Each of three balls are randomly placed into one of three bowls. Find the probability distribution for Y = the number of empty bowls.
My first confusion is whether there are 9 balls in total or 3 that we must place into the bowls. Is it in the choice of words? I apologize for this as English is not my first language.
Then, I believe there are three options in which 1 bowl is empty. The first bowl is empty, or the second or the third bowl.
Beyond that, I am not sure how to find the probability of having 2 or 0 empty bowls.

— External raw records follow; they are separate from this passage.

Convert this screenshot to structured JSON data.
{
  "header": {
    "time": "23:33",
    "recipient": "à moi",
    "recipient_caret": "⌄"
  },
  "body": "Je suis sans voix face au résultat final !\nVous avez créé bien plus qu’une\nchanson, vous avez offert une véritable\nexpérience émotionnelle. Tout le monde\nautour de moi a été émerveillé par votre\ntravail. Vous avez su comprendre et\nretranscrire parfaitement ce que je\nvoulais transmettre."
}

Any help or hint is much appreciated,
Thank you.
Best Answer
You have $3$ bowls and $3$ balls. Let for example $(3, 1, 2)$ be the outcome that the first ball went into bowl $3$, the second one into bowl $1$ and the third into bowl $2$.

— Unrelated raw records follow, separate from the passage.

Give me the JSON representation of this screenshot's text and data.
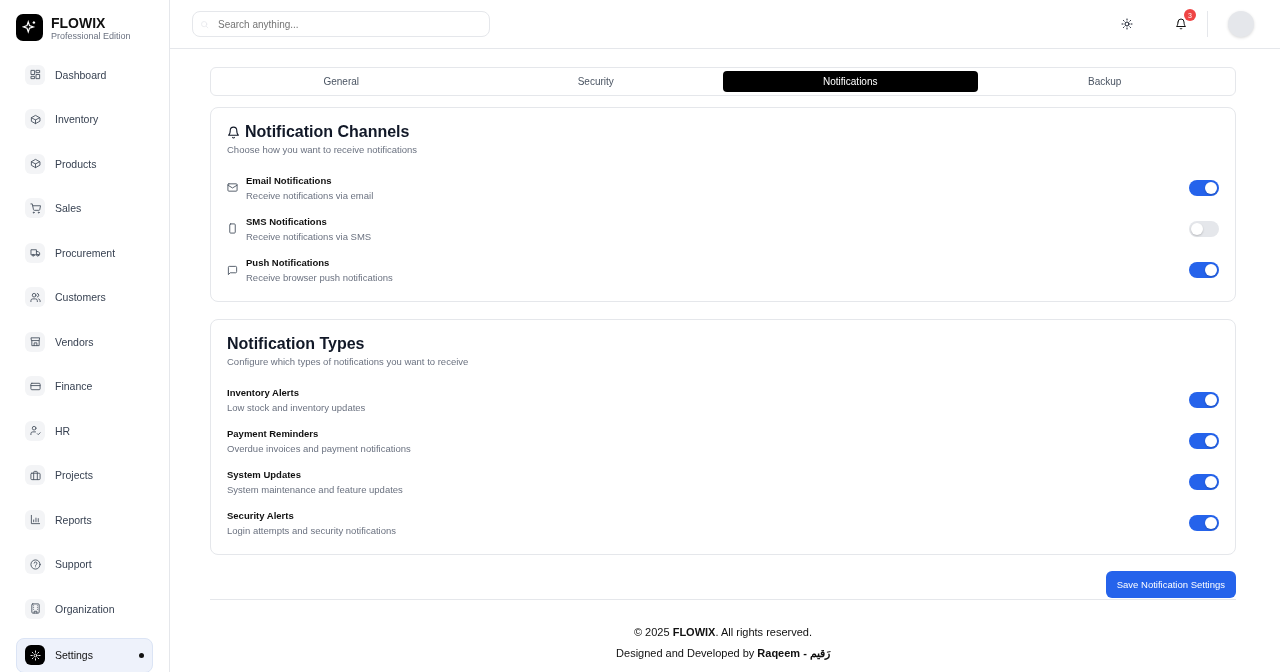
{
  "brand": {
    "name": "FLOWIX",
    "edition": "Professional Edition"
  },
  "sidebar": {
    "items": [
      {
        "label": "Dashboard",
        "selected": false
      },
      {
        "label": "Inventory",
        "selected": false
      },
      {
        "label": "Products",
        "selected": false
      },
      {
        "label": "Sales",
        "selected": false
      },
      {
        "label": "Procurement",
        "selected": false
      },
      {
        "label": "Customers",
        "selected": false
      },
      {
        "label": "Vendors",
        "selected": false
      },
      {
        "label": "Finance",
        "selected": false
      },
      {
        "label": "HR",
        "selected": false
      },
      {
        "label": "Projects",
        "selected": false
      },
      {
        "label": "Reports",
        "selected": false
      },
      {
        "label": "Support",
        "selected": false
      },
      {
        "label": "Organization",
        "selected": false
      },
      {
        "label": "Settings",
        "selected": true
      }
    ]
  },
  "header": {
    "search": {
      "placeholder": "Search anything..."
    },
    "notification_count": "3"
  },
  "tabs": [
    {
      "label": "General",
      "selected": false
    },
    {
      "label": "Security",
      "selected": false
    },
    {
      "label": "Notifications",
      "selected": true
    },
    {
      "label": "Backup",
      "selected": false
    }
  ],
  "sections": [
    {
      "title": "Notification Channels",
      "subtitle": "Choose how you want to receive notifications",
      "has_icon": true,
      "items": [
        {
          "kind": "email",
          "title": "Email Notifications",
          "description": "Receive notifications via email",
          "on": true
        },
        {
          "kind": "phone",
          "title": "SMS Notifications",
          "description": "Receive notifications via SMS",
          "on": false
        },
        {
          "kind": "chat",
          "title": "Push Notifications",
          "description": "Receive browser push notifications",
          "on": true
        }
      ]
    },
    {
      "title": "Notification Types",
      "subtitle": "Configure which types of notifications you want to receive",
      "has_icon": false,
      "items": [
        {
          "kind": "plain",
          "title": "Inventory Alerts",
          "description": "Low stock and inventory updates",
          "on": true
        },
        {
          "kind": "plain",
          "title": "Payment Reminders",
          "description": "Overdue invoices and payment notifications",
          "on": true
        },
        {
          "kind": "plain",
          "title": "System Updates",
          "description": "System maintenance and feature updates",
          "on": true
        },
        {
          "kind": "plain",
          "title": "Security Alerts",
          "description": "Login attempts and security notifications",
          "on": true
        }
      ]
    }
  ],
  "save_button": "Save Notification Settings",
  "footer": {
    "copyright": "© 2025 **FLOWIX**. All rights reserved.",
    "credit": "Designed and Developed by **Raqeem - رَقيم**"
  }
}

We have $27$ possible outcomes: $$ (1, 1, 1)\\ (1, 1, 2)\\ (1, 1, 3)\\ (1, 2, 1)\\ \cdots \\ (3, 3, 3) $$ Let $N$ be the number of empty bowls after all three balls are placed. In order for us to have $N=2$, all balls need to have gone into the same bowl, which corresponds to the events $(1, 1, 1)$, $(2, 2, 2)$, $(3, 3, 3)$, i.e. $3$ events in total. Thus $$ P(N=2) = \frac{3}{27} $$ How many events correspond to $N=0$? Note this is equivalent to finding the number of ways to arrange $(1, 2, 3)$ – look at the factorial for a shortcut to finding this number.
Finally you can apply the fact that $P(N = 1) + P(N=2) + P(N=3) =1$.
That was the combinatorial method. You can do this faster, however, (although less safely, maybe) by multiplying probabilities: How does $N=2$ happen, for example: the first ball goes into any bowl. The second and third have to go into the same as the first one, thus $$ P(N = 2) = 1 \cdot \frac{1}{3} \cdot \frac{1}{3} $$ For $N=0$, the first ball goes into any bowl, the second ball has to go into one of the two remaining empty bowls, and the last ball has to go into the single remaining bowl, i.e. $$ P(N=0) = 1 \cdot \frac{2}{3} \cdot \frac{1}{3} $$